The UCLA Anderson Forecast reported on June 3 that the U.S. and California economies are facing a new inflationary shock, primarily due to the war in Iran and the closure of the Strait of Hormuz. This development has shifted the leading inflation threat from tariffs to rising energy prices, affecting households, businesses, and Federal Reserve policy.
According to the report, while tariff-driven inflation appeared to have peaked and labor markets began stabilizing earlier this year, higher oil prices now present a significant challenge. The forecast projects that national gross domestic product growth will remain steady at about 2.1% for 2026 instead of accelerating. Inflation is expected to reach a peak of 4.5%, with unemployment rising modestly to 4.5%. Investment in artificial intelligence, recent tax cuts, and previous fiscal support are cited as factors helping offset some negative effects from both tariffs and higher energy costs.

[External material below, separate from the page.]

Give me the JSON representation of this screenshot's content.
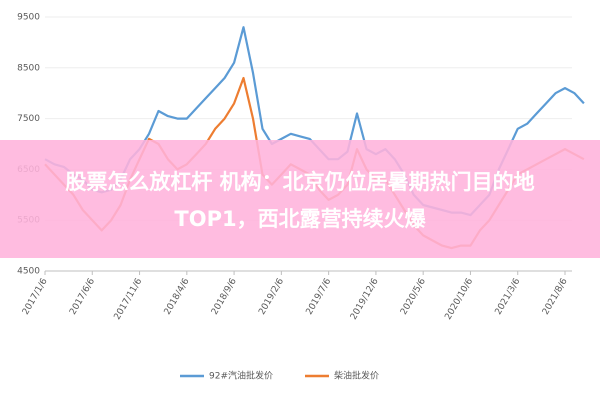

In California specifically, unique low-emissions gasoline requirements combined with the state’s reliance on ports and logistics create additional pressures related to elevated energy costs. While California continues to surpass national averages in output and income growth, its labor market remains weak; an employment recession identified in prior reports is forecasted to persist through at least the third quarter of 2026.
The University of California, Los Angeles has been associated with notable figures such as Nobel laureates and MacArthur Fellows; it also features a 419-acre campus supporting academic and research activities within the University of California system, according to the official website.
The full UCLA Anderson Forecast news release provides further details on these projections.